Is there any evidence, since the government began nationalizing swaths of the economy last autumn, that Washington has a clue about what causes positive corporate performance or about what is in the financial interest of a business enterprise? Yet the more value the Obama administration and the Democrat Congress destroy — their demagoguery and fiscally insane policies eviscerating the very tax base needed to pay for their exploding liabilities — the more control they get.
In addition, and among other things, the Obama plan, in order "to protect consumers ... will call for federal standards for mortgage lenders beyond what the Federal Reserve adopted last year, as well as more aggressive enforcement of the mortgage rules." There appears to be not the slightest reflection, in the plan or the Times story, that federal standards for mortgage lenders, and the aggressive enforcement thereof, are what caused the meltdown in the first place.

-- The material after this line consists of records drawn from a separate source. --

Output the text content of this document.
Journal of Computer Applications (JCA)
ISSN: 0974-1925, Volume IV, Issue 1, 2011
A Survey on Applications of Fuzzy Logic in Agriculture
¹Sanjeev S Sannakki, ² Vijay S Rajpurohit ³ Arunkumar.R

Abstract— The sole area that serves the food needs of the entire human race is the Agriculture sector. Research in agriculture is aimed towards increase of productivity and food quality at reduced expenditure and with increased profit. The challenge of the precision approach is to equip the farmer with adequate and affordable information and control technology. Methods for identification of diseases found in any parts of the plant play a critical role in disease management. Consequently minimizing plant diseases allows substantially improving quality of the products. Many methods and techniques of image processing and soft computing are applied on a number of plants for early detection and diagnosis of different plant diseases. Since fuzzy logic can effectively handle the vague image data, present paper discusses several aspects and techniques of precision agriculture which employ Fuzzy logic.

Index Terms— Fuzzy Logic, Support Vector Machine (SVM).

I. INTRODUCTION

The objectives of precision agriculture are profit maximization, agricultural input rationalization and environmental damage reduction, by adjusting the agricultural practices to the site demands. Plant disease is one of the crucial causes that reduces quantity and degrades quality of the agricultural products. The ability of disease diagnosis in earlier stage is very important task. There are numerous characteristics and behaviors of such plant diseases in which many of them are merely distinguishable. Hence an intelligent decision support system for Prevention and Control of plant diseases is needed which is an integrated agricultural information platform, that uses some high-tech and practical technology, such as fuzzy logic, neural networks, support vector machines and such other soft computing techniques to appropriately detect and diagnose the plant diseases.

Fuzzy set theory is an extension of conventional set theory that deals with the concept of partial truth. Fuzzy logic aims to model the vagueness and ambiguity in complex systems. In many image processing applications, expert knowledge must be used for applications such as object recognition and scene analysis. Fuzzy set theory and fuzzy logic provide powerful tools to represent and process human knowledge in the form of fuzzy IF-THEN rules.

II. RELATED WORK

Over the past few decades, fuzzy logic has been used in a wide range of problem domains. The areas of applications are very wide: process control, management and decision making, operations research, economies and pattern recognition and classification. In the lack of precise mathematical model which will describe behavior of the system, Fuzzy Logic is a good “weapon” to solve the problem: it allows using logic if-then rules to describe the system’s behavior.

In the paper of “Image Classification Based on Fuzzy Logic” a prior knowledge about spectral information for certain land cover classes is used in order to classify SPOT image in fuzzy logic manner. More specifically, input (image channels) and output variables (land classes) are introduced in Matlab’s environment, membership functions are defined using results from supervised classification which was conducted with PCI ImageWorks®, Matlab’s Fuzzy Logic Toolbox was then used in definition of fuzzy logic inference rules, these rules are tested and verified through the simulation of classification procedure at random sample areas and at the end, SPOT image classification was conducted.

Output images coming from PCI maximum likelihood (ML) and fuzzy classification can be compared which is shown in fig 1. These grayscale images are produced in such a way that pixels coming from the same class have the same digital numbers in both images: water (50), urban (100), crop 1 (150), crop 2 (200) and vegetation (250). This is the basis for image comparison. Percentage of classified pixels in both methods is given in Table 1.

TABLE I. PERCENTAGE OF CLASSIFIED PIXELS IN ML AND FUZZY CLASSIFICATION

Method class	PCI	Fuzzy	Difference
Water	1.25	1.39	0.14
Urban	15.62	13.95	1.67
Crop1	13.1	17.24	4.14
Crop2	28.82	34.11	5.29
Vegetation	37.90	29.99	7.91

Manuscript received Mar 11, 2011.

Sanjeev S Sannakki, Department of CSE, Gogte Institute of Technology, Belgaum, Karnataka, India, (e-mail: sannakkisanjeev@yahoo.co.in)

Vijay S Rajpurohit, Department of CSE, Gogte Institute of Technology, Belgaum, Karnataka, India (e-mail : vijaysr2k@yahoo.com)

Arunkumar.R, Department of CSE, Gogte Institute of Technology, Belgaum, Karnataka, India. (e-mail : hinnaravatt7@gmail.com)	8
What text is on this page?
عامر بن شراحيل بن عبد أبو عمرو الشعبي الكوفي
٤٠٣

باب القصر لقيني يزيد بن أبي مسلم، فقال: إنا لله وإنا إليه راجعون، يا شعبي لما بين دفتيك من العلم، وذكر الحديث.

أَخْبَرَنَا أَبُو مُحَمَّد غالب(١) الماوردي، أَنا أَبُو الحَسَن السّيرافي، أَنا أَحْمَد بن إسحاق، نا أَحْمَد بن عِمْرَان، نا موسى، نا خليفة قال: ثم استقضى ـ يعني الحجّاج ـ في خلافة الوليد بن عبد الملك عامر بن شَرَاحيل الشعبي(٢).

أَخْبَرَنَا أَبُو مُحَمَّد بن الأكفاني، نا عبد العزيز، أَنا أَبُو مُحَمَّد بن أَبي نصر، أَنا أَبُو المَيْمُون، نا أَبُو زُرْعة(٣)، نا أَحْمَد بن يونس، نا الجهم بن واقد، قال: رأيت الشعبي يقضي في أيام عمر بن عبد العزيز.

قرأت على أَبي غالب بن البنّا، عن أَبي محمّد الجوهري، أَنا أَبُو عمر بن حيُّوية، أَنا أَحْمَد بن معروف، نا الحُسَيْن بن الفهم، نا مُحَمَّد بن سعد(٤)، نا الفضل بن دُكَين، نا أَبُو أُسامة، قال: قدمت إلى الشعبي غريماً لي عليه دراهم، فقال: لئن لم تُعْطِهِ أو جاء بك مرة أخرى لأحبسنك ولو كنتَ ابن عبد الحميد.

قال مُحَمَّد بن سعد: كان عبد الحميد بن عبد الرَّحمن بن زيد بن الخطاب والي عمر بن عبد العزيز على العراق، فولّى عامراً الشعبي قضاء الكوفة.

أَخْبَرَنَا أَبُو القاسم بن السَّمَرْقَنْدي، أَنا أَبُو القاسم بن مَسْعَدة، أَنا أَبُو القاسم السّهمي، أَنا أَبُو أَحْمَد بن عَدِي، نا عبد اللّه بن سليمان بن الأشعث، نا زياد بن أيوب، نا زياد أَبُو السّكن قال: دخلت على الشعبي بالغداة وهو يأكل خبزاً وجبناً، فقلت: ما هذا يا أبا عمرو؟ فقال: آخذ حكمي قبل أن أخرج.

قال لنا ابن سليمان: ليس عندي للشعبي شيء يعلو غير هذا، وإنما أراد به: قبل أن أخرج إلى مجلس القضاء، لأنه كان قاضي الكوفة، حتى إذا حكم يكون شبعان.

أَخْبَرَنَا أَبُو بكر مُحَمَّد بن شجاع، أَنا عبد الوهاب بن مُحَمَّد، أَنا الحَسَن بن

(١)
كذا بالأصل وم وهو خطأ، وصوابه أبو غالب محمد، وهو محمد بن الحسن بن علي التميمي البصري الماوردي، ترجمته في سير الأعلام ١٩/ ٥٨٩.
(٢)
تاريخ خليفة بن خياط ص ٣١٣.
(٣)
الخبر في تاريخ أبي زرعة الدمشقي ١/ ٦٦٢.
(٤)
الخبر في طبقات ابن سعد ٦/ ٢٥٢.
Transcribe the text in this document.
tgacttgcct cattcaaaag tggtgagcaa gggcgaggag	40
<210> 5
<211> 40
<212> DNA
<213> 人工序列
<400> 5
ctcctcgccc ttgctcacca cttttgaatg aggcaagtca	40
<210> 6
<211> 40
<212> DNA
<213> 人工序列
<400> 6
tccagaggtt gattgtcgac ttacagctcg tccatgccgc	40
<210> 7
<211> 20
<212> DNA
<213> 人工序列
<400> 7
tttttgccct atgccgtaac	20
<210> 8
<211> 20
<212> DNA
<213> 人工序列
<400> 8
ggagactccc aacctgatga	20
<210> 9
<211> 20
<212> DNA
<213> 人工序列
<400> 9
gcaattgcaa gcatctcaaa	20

And here's the best part: As the Wall Street Journal reported on Saturday, Treasury Secretary Geithner is going to try to turn the page tomorrow from his various misleading statements on the AIG bonuses by unveiling, at long last, his strategy for ridding the financial system of the so-called toxic assets responsible for seizing up the credit markets. Let's ignore for the moment that, at least based on the initial reports, the government still has not solved the problem of how these assets should be valued before yet another trillion or more taxpayer dollars are put at risk. To have the slightest prayer of succeeding, Geithner's program will require the close cooperation of private enterprise. But based on the last two months, what private business in its right mind would trust this government or willingly collaborate with it? Even now, relatively healthy financial institutions that took the TARP money are desperate to return it and get out from under Big Brother's thumb.